# Crystal Beach Sharks



## ranger-370 (Jul 13, 2010)

I have never fished the Crystal Beach area but whenever I surf fish I always like to lay out at least one shark rod with a big bait. Have any of you had any luck along Crystal Beach?


----------



## btsander (May 24, 2012)

Yes sir and me and the family are going to try this weekend even with the wind being somewhat strong we are still going to give it a shot.


----------



## fishing-guru (Feb 2, 2011)

Caught a couple of small blacktips while trying to catch reds last weekend. There coming around for the summer.


----------



## bigfost (Oct 11, 2004)

I don't usually fish the surf in that area, but I do kayak fish there. There are usually plenty of sharks a few hundred yards offshore.


----------



## Spectaker (Oct 24, 2011)

I'm guessing seaweed on Crystal Beach isn't nearly as bad as the Surfside? I have a buddy headed down there today and I'm on the fence about going. Wouldn't make it there till late so I was going to longline for the night and go wade in the morning.


----------



## bigfost (Oct 11, 2004)

Seaweed looks pretty bad on the beach cam.

http://www.cbwebcam.com/beach/beachcamalt.htm


----------



## Spectaker (Oct 24, 2011)

Mmm. Beer and BBQing it is then.


----------



## fishing-guru (Feb 2, 2011)

How is the seaweed if you are kayaking a couple of hundred yards off the beach.


----------



## bigfost (Oct 11, 2004)

fishing-guru said:


> How is the seaweed if you are kayaking a couple of hundred yards off the beach.


The seaweed usually doesn't affect us out there. Sometimes there will be enough to snag on the balloons and give us some false clicks, but most of the time it just floats right on past.

In the several years I've been fishing out there, I can only remember one day the weed was bad enough to really be an aggravation. Even at that, we were still able to fish.


----------



## surfguy (May 17, 2011)

Are you using balloons to keep your bait off the bottom or just for marking?


----------



## bigfost (Oct 11, 2004)

surfguy said:


> Are you using balloons to keep your bait off the bottom or just for marking?

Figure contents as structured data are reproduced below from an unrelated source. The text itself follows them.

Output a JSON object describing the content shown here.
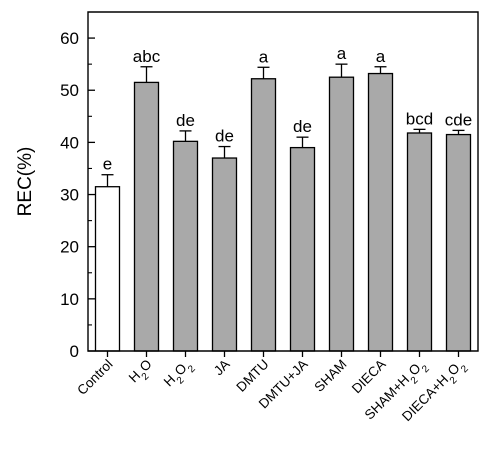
{
  "chart_data": {
    "type": "bar",
    "ylabel": "REC(%)",
    "ylim": [
      0,
      65
    ],
    "yticks": [
      0,
      10,
      20,
      30,
      40,
      50,
      60
    ],
    "categories": [
      {
        "parts": [
          {
            "t": "Control"
          }
        ]
      },
      {
        "parts": [
          {
            "t": "H"
          },
          {
            "t": "2",
            "sub": true
          },
          {
            "t": "O"
          }
        ]
      },
      {
        "parts": [
          {
            "t": "H"
          },
          {
            "t": "2",
            "sub": true
          },
          {
            "t": "O"
          },
          {
            "t": "2",
            "sub": true
          }
        ]
      },
      {
        "parts": [
          {
            "t": "JA"
          }
        ]
      },
      {
        "parts": [
          {
            "t": "DMTU"
          }
        ]
      },
      {
        "parts": [
          {
            "t": "DMTU+JA"
          }
        ]
      },
      {
        "parts": [
          {
            "t": "SHAM"
          }
        ]
      },
      {
        "parts": [
          {
            "t": "DIECA"
          }
        ]
      },
      {
        "parts": [
          {
            "t": "SHAM+H"
          },
          {
            "t": "2",
            "sub": true
          },
          {
            "t": "O"
          },
          {
            "t": "2",
            "sub": true
          }
        ]
      },
      {
        "parts": [
          {
            "t": "DIECA+H"
          },
          {
            "t": "2",
            "sub": true
          },
          {
            "t": "O"
          },
          {
            "t": "2",
            "sub": true
          }
        ]
      }
    ],
    "values": [
      31.5,
      51.5,
      40.2,
      37.0,
      52.2,
      39.0,
      52.5,
      53.2,
      41.8,
      41.5
    ],
    "errors": [
      2.3,
      3.0,
      2.0,
      2.2,
      2.2,
      2.0,
      2.5,
      1.3,
      0.7,
      0.8
    ],
    "significance": [
      "e",
      "abc",
      "de",
      "de",
      "a",
      "de",
      "a",
      "a",
      "bcd",
      "cde"
    ],
    "colors": [
      "#ffffff",
      "#a9a9a9",
      "#a9a9a9",
      "#a9a9a9",
      "#a9a9a9",
      "#a9a9a9",
      "#a9a9a9",
      "#a9a9a9",
      "#a9a9a9",
      "#a9a9a9"
    ],
    "legend": null,
    "grid": false
  }
}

We use the balloons to fish baits higher in the water column. Most of us fish at least two baits, with one on the bottom and one under a balloon.


----------



## surfguy (May 17, 2011)

Interesting.. A couple more questions if you don't mind:
How long a leader do you use to make sure the bottom bait reaches?
What kind of balloons and where can I get some?


----------



## bigfost (Oct 11, 2004)

surfguy said:


> Interesting.. A couple more questions if you don't mind:
> How long a leader do you use to make sure the bottom bait reaches?
> What kind of balloons and where can I get some?


You may have misunderstood. We only fish one bait per rod. I was saying most of us fish one rod with a bottom bait and a second rod with a balloon bait.

Most of the people I fish with are fishing 400# mono leaders between 5 and 6 feet long. They have to be short enough we can cast them sitting down in the kayaks.

We get an occasional fish bit off on the mono leaders, but the 400# and circle hooks will land most sharks.

Any dollar store has party balloons.


----------



## HuntinforTail (Mar 29, 2011)

bigfost is talking about fishing out of his kayak beyond the breakers, not about fishing from the beach with a surf rod. If there is any more than a minimal amount of weed in the water, fishing from the beach will be very hard. Floating balloons from the beach isn't going to work either. Your best bet from the beach would be kayaking baits or casting.

There are lots of sharks caught in that area every year. A couple bulls over 8 feet long were caught right near rollover pass last year in casting distance from the sand.


----------



## surfguy (May 17, 2011)

Yes, I did misunderstand. It sounded like some high tech secret fishing technique you would see in a National Geographic documentary  Why would anyone fish 2 baits on one line with a 10c balloon, duh!


----------



## ranger-370 (Jul 13, 2010)

Thanks everyone. We are trying Crysrtal Beach this year because the weed was so bad in the Surfside-Quintana area last year that you couldn't keep a hook down using a motor block for a weight...LOL We will also have our boat and fish East Bay some but I love surf fishing for reds and specs and also like to lay out at least on large shark rod.


----------